Not everyone who belongs in a family history is a family member. It seems fitting to me to talk about the Hoover family, because they played a rather large part in our family’s history, and therefore were as close as family. In her young years, my great aunt, Bertha Matilda Spencer and her mother did not get along. The situation continued to be a problem for some time, and at some point it became intolerable.
I don’t know how old Bertha was when she went to live with the Hoover family, or if it was her decision or her mother’s, but she never lived at home again. Many people might think that hers was a horribly sad and lonely life after that, but to me she looked genuinely happy. That makes me think that possibly her move to the Hoover home was something that was by mutual agreement, between her and her mom, but I still have to wonder if the whole situation made my great great grandfather rather sad. I don’t know about Great Great Grandma, but the rest of the family, it seems, was very close to the Hoovers…leading me to think that they missed their sister very much. Because the Hoover family was so close to his, my grandfather remained friends with them for the rest of his life, even having his picture taken with two of the Hoover boys, Ed and Joe, two years before his death.
Mr Hoover’s name was France, and while he was a farmer by trade, he also had the ability to repair and maybe even make shoes for his family. I suppose a lot of families learned trades to help save their families money, but shoemaking is something that seems such a strange hobby these days. Of course, for France Hoover, it was not a hobby, it was a necessity. His family needed shoes, and to purchase them was expensive. I found these pictures to be very interesting, as I thought about how the shoes were made or repaired in those days. They were all hand crafted, unlike the shoes of today that are mass produced by machines. The shoes were made out of leather, while most shoes today are made out of synthetic materials. I have a feeling those shoes lasted much longer than our shoes today do too.
Shoes then were not designed for looks so much, but rather they were made in a practical fashion, which would have saddened me, because I love my high heels, and I love different designs and colors. Shoes of yesteryear were quite different, and I’m sure the shoemakers would have thought of me as being half crazy. Maybe I am, but I would be in good company, I think, because there are a whole bunch of us high heel fanatics in this world. These are just different times than those were, and since they most likely had just one pair of shoes, compared to my 50 or more, theirs had to be built to last. While France Hoover was not related to me, I still find him to be an interesting character from the past. Some things he did the old fashioned way, like making and repairing shoes, and some things like cars and tractors, he had to have the latest innovations available. I suppose it just depends on where your priorities are, really, and I’m quite certain that mine are vastly different than France Hoover’s were.
Times have changed as far as what is considered the normal family dinner, but whatever your family does, this is a daily trsdition. Some families opt for the sit down family style dinner, where everyone is at the table, and you eat together. As a kid and still sometimes, such as lunch at my mom’s house, this was how we ate. The meal was prepared and when it was ready, we all came to the table, prayed over our food, and ate together. We always had good conversation, and an ocassional debate between my dad and me, and when everyone was finished eating, we gave thanks for the meal, and left the table to begin the clean up. It was a dinner tradition that has largely become a thing of the past for most families, including my own for the most part. It is mostly because people don’t have time enough to sit for an hour or more to eat and talk about their day…a sad fact that has come about because of our hectic lifestyles.

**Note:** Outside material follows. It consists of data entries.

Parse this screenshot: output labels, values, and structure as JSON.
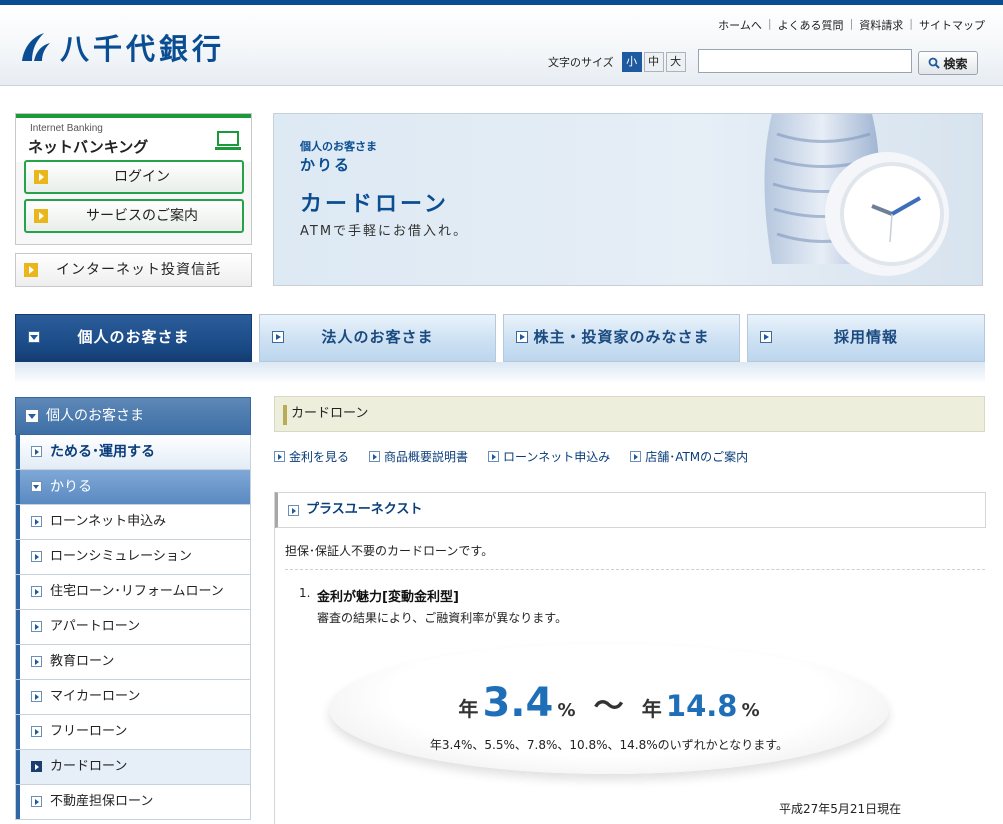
{
  "header": {
    "bank_name": "八千代銀行",
    "util_links": [
      "ホームへ",
      "よくある質問",
      "資料請求",
      "サイトマップ"
    ],
    "font_size_label": "文字のサイズ",
    "font_sizes": [
      "小",
      "中",
      "大"
    ],
    "search_button": "検索",
    "search_value": ""
  },
  "internet_banking": {
    "small_label": "Internet Banking",
    "title": "ネットバンキング",
    "login": "ログイン",
    "service": "サービスのご案内",
    "invest": "インターネット投資信託"
  },
  "banner": {
    "sub1": "個人のお客さま",
    "sub2": "かりる",
    "title": "カードローン",
    "desc": "ATMで手軽にお借入れ。"
  },
  "global_nav": [
    "個人のお客さま",
    "法人のお客さま",
    "株主・投資家のみなさま",
    "採用情報"
  ],
  "sidebar": {
    "head": "個人のお客さま",
    "items": [
      {
        "label": "ためる･運用する",
        "kind": "level1"
      },
      {
        "label": "かりる",
        "kind": "open"
      },
      {
        "label": "ローンネット申込み",
        "kind": "child"
      },
      {
        "label": "ローンシミュレーション",
        "kind": "child"
      },
      {
        "label": "住宅ローン･リフォームローン",
        "kind": "child"
      },
      {
        "label": "アパートローン",
        "kind": "child"
      },
      {
        "label": "教育ローン",
        "kind": "child"
      },
      {
        "label": "マイカーローン",
        "kind": "child"
      },
      {
        "label": "フリーローン",
        "kind": "child"
      },
      {
        "label": "カードローン",
        "kind": "current"
      },
      {
        "label": "不動産担保ローン",
        "kind": "child"
      }
    ]
  },
  "main": {
    "page_title": "カードローン",
    "sub_links": [
      "金利を見る",
      "商品概要説明書",
      "ローンネット申込み",
      "店舗･ATMのご案内"
    ],
    "product_title": "プラスユーネクスト",
    "product_desc": "担保･保証人不要のカードローンです。",
    "feature_num": "1.",
    "feature_title": "金利が魅力[変動金利型]",
    "feature_desc": "審査の結果により、ご融資利率が異なります。",
    "rate_prefix": "年",
    "rate_low": "3.4",
    "rate_unit": "%",
    "rate_tilde": "〜",
    "rate_high": "14.8",
    "rate_note": "年3.4%、5.5%、7.8%、10.8%、14.8%のいずれかとなります。",
    "as_of": "平成27年5月21日現在"
  },
  "colors": {
    "brand": "#0a4d92",
    "ib_green": "#1b9a3a",
    "rate_blue": "#1f6fb8"
  }
}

As families grow, sometimes they simply outgrow the table, or at least they do if friends and family come over for holiday dinners and such. At this time you have to be a little bit innovative in order to make things go smoothly at dinnertime. It was at this point that many families adopted the idea of the kid’s table. The kid’s table is just what it sounds like. It is usually a coffee table or other small, and usually too low for the adults to possibly be comfortable, table that the kids can adapt to easily. The cool thing is that, for a little while anyway…until the kids decide that they don’t really want to be considered the kids anymore, and they want to be at the adults table, this set up allows the adults to talk easily, and without all the noise that always resides at the kid’s table. It can, however, be a big problem, when the kids want to move up, because they can’t really add to the conversation in exactly the way they thought, so it just creates problems. Sometimes…if you ask me, the kids don’t know how cool it is to be at the kid’s table. Some even opt to go back there…shock!!
Of course, as many of us know, sometimes it is almost impossible to have any kind of a sit down dinner at all. The kids are rushing out to work and dates, and there is always some game or show on television. For many people, they have to get to the gym, or in our case, our on the trail for a walk…after visiting my mother-in-law at the nursing home, of course. There is just so much to do and so little time. For Bob and me, that often means eating separately, and on the run. Since he gets off earlier than I do, he has already eaten, so we can rush to the nursing home and back in time to walk. I might have a sandwich in the car on the way to the nursing home, I know it’s odd, but it works for us these days. And on the opposite side of that coin, is the kid who gets off work after dinner is already over. There is just no choice but to check out the table to see what might be left over, in the hope that they don’t have to make something for themselves. The traditional family dinner is probably a thing of the past for most of us, and has been replaced by a new tradition…whatever works for your family.